— Только не говори, что вновь собираешься упасть в обморок? — слышу тягучий, как нуга, низкий голос.
— Кажется, нет, — лепечу на русском, но шейх лишь удивленно выгибает бровь. Не успевает его рот расплыться в еще большей улыбке, как я тут же поправляюсь и произношу то же самое на английском. — Вы не могли бы убрать свои пальцы?
Шейх лишь хмыкнул, а его аристократичные конечности продолжили путь с моей щеки на шею, и обратно, вызывая во мне сногсшибающее цунами из мурашек. Прикосновения Стаса, моего друга, не такие, прикосновение папы не такие. Прикосновения любого другого человека НЕ ТАКИЕ.
Нервно сглатываю и пытаюсь отстраниться. Шейх молча наблюдает за моими неловкими попытками подняться и при этом не упасть.
— Ты уже уходишь? — небрежно бросает он мне в спину. — Уверена, что не хочешь продолжить?
— Уверена! — гордо вскинув подбородок, твержу я, а потом мысленно хлопаю себя по лбу. Глупая, это ж шейх тут какой-то лежит. Захочет и утащит в свою страну арабскую, и никто, даже папа-полицейский, тебя потом не найдет.

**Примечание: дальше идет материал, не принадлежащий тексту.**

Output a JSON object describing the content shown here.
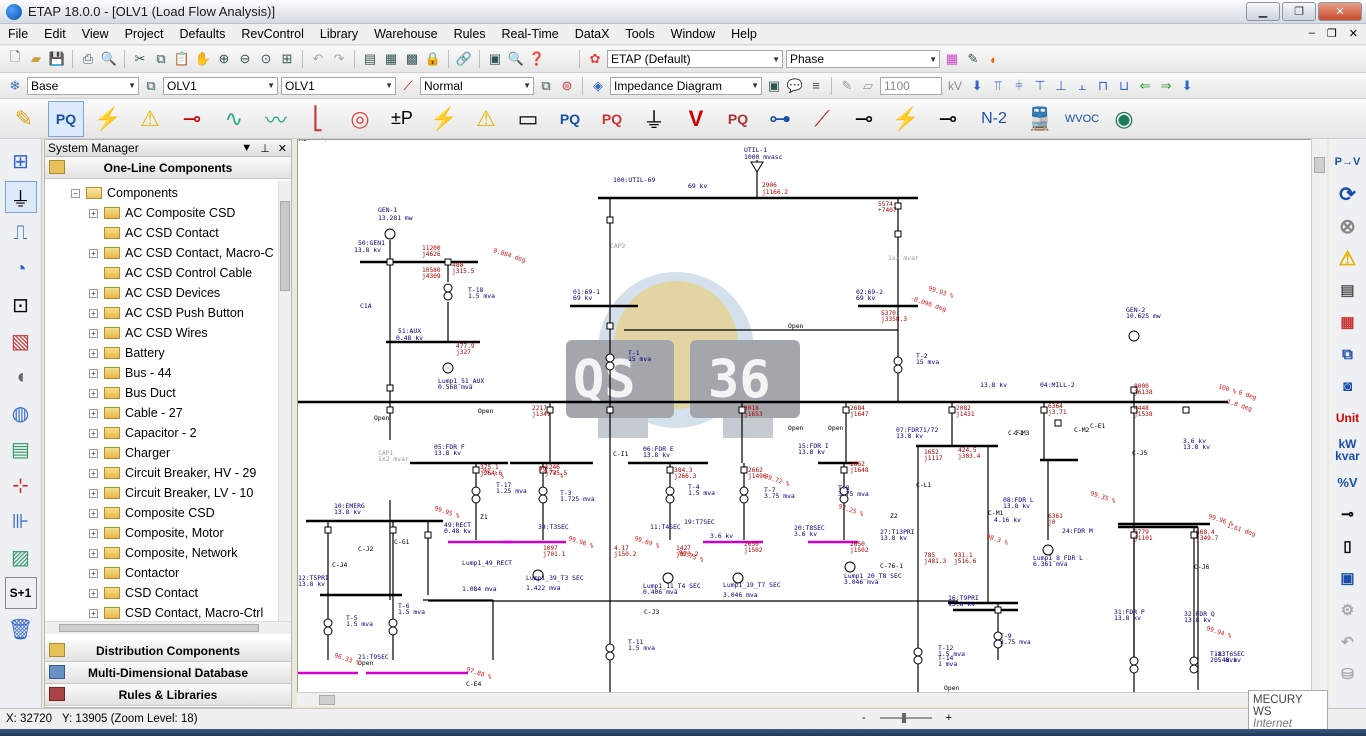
{
  "window": {
    "title": "ETAP 18.0.0 - [OLV1 (Load Flow Analysis)]"
  },
  "menu": [
    "File",
    "Edit",
    "View",
    "Project",
    "Defaults",
    "RevControl",
    "Library",
    "Warehouse",
    "Rules",
    "Real-Time",
    "DataX",
    "Tools",
    "Window",
    "Help"
  ],
  "toolbar1": {
    "theme": "ETAP (Default)",
    "display": "Phase"
  },
  "toolbar2": {
    "config": "Base",
    "presentation": "OLV1",
    "revision": "OLV1",
    "mode": "Normal",
    "diagram_type": "Impedance Diagram",
    "voltage": "1100",
    "voltage_unit": "kV"
  },
  "toolbar3": {
    "n2_label": "N-2",
    "wvoc_label": "WVOC"
  },
  "system_manager": {
    "title": "System Manager",
    "top_panel": "One-Line Components",
    "root": "Components",
    "items": [
      "AC Composite CSD",
      "AC CSD Contact",
      "AC CSD Contact, Macro-C",
      "AC CSD Control Cable",
      "AC CSD Devices",
      "AC CSD Push Button",
      "AC CSD Wires",
      "Battery",
      "Bus - 44",
      "Bus Duct",
      "Cable - 27",
      "Capacitor - 2",
      "Charger",
      "Circuit Breaker, HV - 29",
      "Circuit Breaker, LV - 10",
      "Composite CSD",
      "Composite, Motor",
      "Composite, Network",
      "Contactor",
      "CSD Contact",
      "CSD Contact, Macro-Ctrl"
    ],
    "bottom_panels": [
      "Distribution Components",
      "Multi-Dimensional Database",
      "Rules & Libraries"
    ]
  },
  "right_toolbar": {
    "unit_label": "Unit",
    "kw_label": "kW",
    "kvar_label": "kvar",
    "pct_label": "%V"
  },
  "diagram": {
    "watermark": [
      "QS",
      "36"
    ],
    "labels": [
      {
        "t": "UTIL-1",
        "c": "#000080"
      },
      {
        "t": "1000 mvasc",
        "c": "#000080"
      },
      {
        "t": "100:UTIL-69",
        "c": "#000080"
      },
      {
        "t": "69 kv",
        "c": "#000080"
      },
      {
        "t": "GEN-1",
        "c": "#000080"
      },
      {
        "t": "13.281 mw",
        "c": "#000080"
      },
      {
        "t": "50:GEN1",
        "c": "#000080"
      },
      {
        "t": "13.8 kv",
        "c": "#000080"
      },
      {
        "t": "T-18",
        "c": "#000080"
      },
      {
        "t": "1.5 mva",
        "c": "#000080"
      },
      {
        "t": "C1A",
        "c": "#000080"
      },
      {
        "t": "51:AUX",
        "c": "#000080"
      },
      {
        "t": "0.48 kv",
        "c": "#000080"
      },
      {
        "t": "Lump1_51_AUX",
        "c": "#000080"
      },
      {
        "t": "0.568 mva",
        "c": "#000080"
      },
      {
        "t": "01:69-1",
        "c": "#000080"
      },
      {
        "t": "69 kv",
        "c": "#000080"
      },
      {
        "t": "02:69-2",
        "c": "#000080"
      },
      {
        "t": "69 kv",
        "c": "#000080"
      },
      {
        "t": "T-1",
        "c": "#000080"
      },
      {
        "t": "15 mva",
        "c": "#000080"
      },
      {
        "t": "T-2",
        "c": "#000080"
      },
      {
        "t": "15 mva",
        "c": "#000080"
      },
      {
        "t": "GEN-2",
        "c": "#000080"
      },
      {
        "t": "10.625 mw",
        "c": "#000080"
      },
      {
        "t": "13.8 kv",
        "c": "#000080"
      },
      {
        "t": "04:MILL-2",
        "c": "#000080"
      },
      {
        "t": "05:FDR F",
        "c": "#000080"
      },
      {
        "t": "13.8 kv",
        "c": "#000080"
      },
      {
        "t": "06:FDR E",
        "c": "#000080"
      },
      {
        "t": "13.8 kv",
        "c": "#000080"
      },
      {
        "t": "15:FDR I",
        "c": "#000080"
      },
      {
        "t": "13.8 kv",
        "c": "#000080"
      },
      {
        "t": "07:FDR71/72",
        "c": "#000080"
      },
      {
        "t": "13.8 kv",
        "c": "#000080"
      },
      {
        "t": "T-17",
        "c": "#000080"
      },
      {
        "t": "1.25 mva",
        "c": "#000080"
      },
      {
        "t": "T-3",
        "c": "#000080"
      },
      {
        "t": "1.725 mva",
        "c": "#000080"
      },
      {
        "t": "T-4",
        "c": "#000080"
      },
      {
        "t": "1.5 mva",
        "c": "#000080"
      },
      {
        "t": "T-7",
        "c": "#000080"
      },
      {
        "t": "3.75 mva",
        "c": "#000080"
      },
      {
        "t": "T-8",
        "c": "#000080"
      },
      {
        "t": "3.75 mva",
        "c": "#000080"
      },
      {
        "t": "08:FDR L",
        "c": "#000080"
      },
      {
        "t": "13.8 kv",
        "c": "#000080"
      },
      {
        "t": "24:FDR M",
        "c": "#000080"
      },
      {
        "t": "10:EMERG",
        "c": "#000080"
      },
      {
        "t": "13.8 kv",
        "c": "#000080"
      },
      {
        "t": "49:RECT",
        "c": "#000080"
      },
      {
        "t": "0.48 kv",
        "c": "#000080"
      },
      {
        "t": "39:T3SEC",
        "c": "#000080"
      },
      {
        "t": "11:T4SEC",
        "c": "#000080"
      },
      {
        "t": "19:T7SEC",
        "c": "#000080"
      },
      {
        "t": "3.6 kv",
        "c": "#000080"
      },
      {
        "t": "20:T8SEC",
        "c": "#000080"
      },
      {
        "t": "3.6 kv",
        "c": "#000080"
      },
      {
        "t": "27:T13PRI",
        "c": "#000080"
      },
      {
        "t": "13.8 kv",
        "c": "#000080"
      },
      {
        "t": "Lump1_49_RECT",
        "c": "#000080"
      },
      {
        "t": "1.084 mva",
        "c": "#000080"
      },
      {
        "t": "Lump1_39_T3 SEC",
        "c": "#000080"
      },
      {
        "t": "1.422 mva",
        "c": "#000080"
      },
      {
        "t": "Lump1_11_T4 SEC",
        "c": "#000080"
      },
      {
        "t": "0.406 mva",
        "c": "#000080"
      },
      {
        "t": "Lump1_19_T7 SEC",
        "c": "#000080"
      },
      {
        "t": "3.046 mva",
        "c": "#000080"
      },
      {
        "t": "Lump1_20_T8 SEC",
        "c": "#000080"
      },
      {
        "t": "3.046 mva",
        "c": "#000080"
      },
      {
        "t": "Lump1_8_FDR L",
        "c": "#000080"
      },
      {
        "t": "6.361 mva",
        "c": "#000080"
      },
      {
        "t": "12:T5PRI",
        "c": "#000080"
      },
      {
        "t": "13.8 kv",
        "c": "#000080"
      },
      {
        "t": "16:T9PRI",
        "c": "#000080"
      },
      {
        "t": "13.8 kv",
        "c": "#000080"
      },
      {
        "t": "31:FDR P",
        "c": "#000080"
      },
      {
        "t": "13.8 kv",
        "c": "#000080"
      },
      {
        "t": "32:FDR Q",
        "c": "#000080"
      },
      {
        "t": "13.8 kv",
        "c": "#000080"
      },
      {
        "t": "T-5",
        "c": "#000080"
      },
      {
        "t": "1.5 mva",
        "c": "#000080"
      },
      {
        "t": "T-6",
        "c": "#000080"
      },
      {
        "t": "1.5 mva",
        "c": "#000080"
      },
      {
        "t": "T-9",
        "c": "#000080"
      },
      {
        "t": "3.75 mva",
        "c": "#000080"
      },
      {
        "t": "T-11",
        "c": "#000080"
      },
      {
        "t": "1.5 mva",
        "c": "#000080"
      },
      {
        "t": "T-12",
        "c": "#000080"
      },
      {
        "t": "1.5 mva",
        "c": "#000080"
      },
      {
        "t": "T-13",
        "c": "#000080"
      },
      {
        "t": "2.5 mva",
        "c": "#000080"
      },
      {
        "t": "T-14",
        "c": "#000080"
      },
      {
        "t": "1 mva",
        "c": "#000080"
      },
      {
        "t": "18:T6SEC",
        "c": "#000080"
      },
      {
        "t": "0.48 kv",
        "c": "#000080"
      },
      {
        "t": "21:T9SEC",
        "c": "#000080"
      },
      {
        "t": "Open",
        "c": "#000000"
      },
      {
        "t": "Open",
        "c": "#000000"
      },
      {
        "t": "Open",
        "c": "#000000"
      },
      {
        "t": "Open",
        "c": "#000000"
      },
      {
        "t": "Open",
        "c": "#000000"
      },
      {
        "t": "Open",
        "c": "#000000"
      },
      {
        "t": "Open",
        "c": "#000000"
      },
      {
        "t": "C-F1",
        "c": "#000000"
      },
      {
        "t": "C-E1",
        "c": "#000000"
      },
      {
        "t": "C-I1",
        "c": "#000000"
      },
      {
        "t": "C-L1",
        "c": "#000000"
      },
      {
        "t": "C-M1",
        "c": "#000000"
      },
      {
        "t": "C-G1",
        "c": "#000000"
      },
      {
        "t": "C-J2",
        "c": "#000000"
      },
      {
        "t": "C-J3",
        "c": "#000000"
      },
      {
        "t": "C-J4",
        "c": "#000000"
      },
      {
        "t": "C-J5",
        "c": "#000000"
      },
      {
        "t": "C-J6",
        "c": "#000000"
      },
      {
        "t": "C-E4",
        "c": "#000000"
      },
      {
        "t": "C-M2",
        "c": "#000000"
      },
      {
        "t": "C-M3",
        "c": "#000000"
      },
      {
        "t": "C-76-1",
        "c": "#000000"
      },
      {
        "t": "X1",
        "c": "#000000"
      },
      {
        "t": "Z1",
        "c": "#000000"
      },
      {
        "t": "Z2",
        "c": "#000000"
      },
      {
        "t": "4.16 kv",
        "c": "#000080"
      },
      {
        "t": "3.6 kv",
        "c": "#000080"
      },
      {
        "t": "13.8 kv",
        "c": "#000080"
      },
      {
        "t": "CAP1",
        "c": "#999999"
      },
      {
        "t": "1x2 mvar",
        "c": "#999999"
      },
      {
        "t": "CAP2",
        "c": "#999999"
      },
      {
        "t": "1x2 mvar",
        "c": "#999999"
      },
      {
        "t": "Line Impedance-1",
        "c": "#999999"
      },
      {
        "t": "Line Impedance-2",
        "c": "#999999"
      }
    ],
    "flows": [
      "2906",
      "j1166.2",
      "5574",
      "+7407",
      "11200",
      "j4626",
      "480",
      "j315.5",
      "10580",
      "j4309",
      "0.884 deg",
      "-0.096 deg",
      "99.93 %",
      "5370",
      "j3358.3",
      "477.9",
      "j327",
      "2217",
      "j1341",
      "3018",
      "j1653",
      "2684",
      "j1647",
      "2082",
      "j1431",
      "6364",
      "j3.71",
      "4448",
      "j1538",
      "8000",
      "j6138",
      "100 %",
      "0 deg",
      "-1.8 deg",
      "1652",
      "j1117",
      "424.5",
      "j303.4",
      "1246",
      "j775.5",
      "375.1",
      "j264.6",
      "384.3",
      "j266.3",
      "2662",
      "j1496",
      "2662",
      "j1648",
      "6361",
      "j0",
      "1779",
      "j1101",
      "568.4",
      "j349.7",
      "4.17",
      "j150.2",
      "1097",
      "j701.1",
      "1427",
      "j870.2",
      "2650",
      "j1502",
      "2650",
      "j1502",
      "785",
      "j481.3",
      "931.1",
      "j516.6",
      "99.74 %",
      "99.72 %",
      "99.95 %",
      "99.69 %",
      "97.25 %",
      "99.96 %",
      "96.7 %",
      "98.3 %",
      "99.35 %",
      "99.96 %",
      "-1.61 deg",
      "98.75 %",
      "99.94 %",
      "96.33 %",
      "97.88 %"
    ]
  },
  "status": {
    "x": "X: 32720",
    "y": "Y: 13905 (Zoom Level: 18)",
    "zoom_minus": "-",
    "zoom_plus": "+"
  },
  "mercury": {
    "line1": "MECURY WS",
    "line2": "Internet"
  }
}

— Хорошо, иди, — равнодушно отзывается он, утыкаясь в газету. И я чуть не осталась стоять на пороге: это же так красиво, когда мужчина читает не с телефона, а вот так, газету. Это так аристократично!
Впрочем, выскальзываю из номера, прикладываю горячие ладони к полыхающим щекам. Ну и дела!
***
Следующие два дня, помимо универа и дома, где все допытывались, как проходят мои смены, я отчаянно бегаю от того приставучего официанта по имени Эдуард и… шейха. Где бы я ни находилась, он как будто невзначай проходил мимо, разве что в подсобке от него можно спрятаться. Но оттуда меня, как плеткой, выкуривал Эдик своей навязчивостью и желанием к чему-нибудь прижать.
— В президентский люкс вызывают горничную! — говорит мне Светлана Ивановна, убирая мобильный в карман. — Так что, Вероника, быстро туда!
— Но мой рабочий день уже закончился… — нервно говорю я.
— Тебе нужна эта работа? — безапелляционно отрезает женщина, и я, натягивая обратно фартук, собираюсь необходимый инвентарь.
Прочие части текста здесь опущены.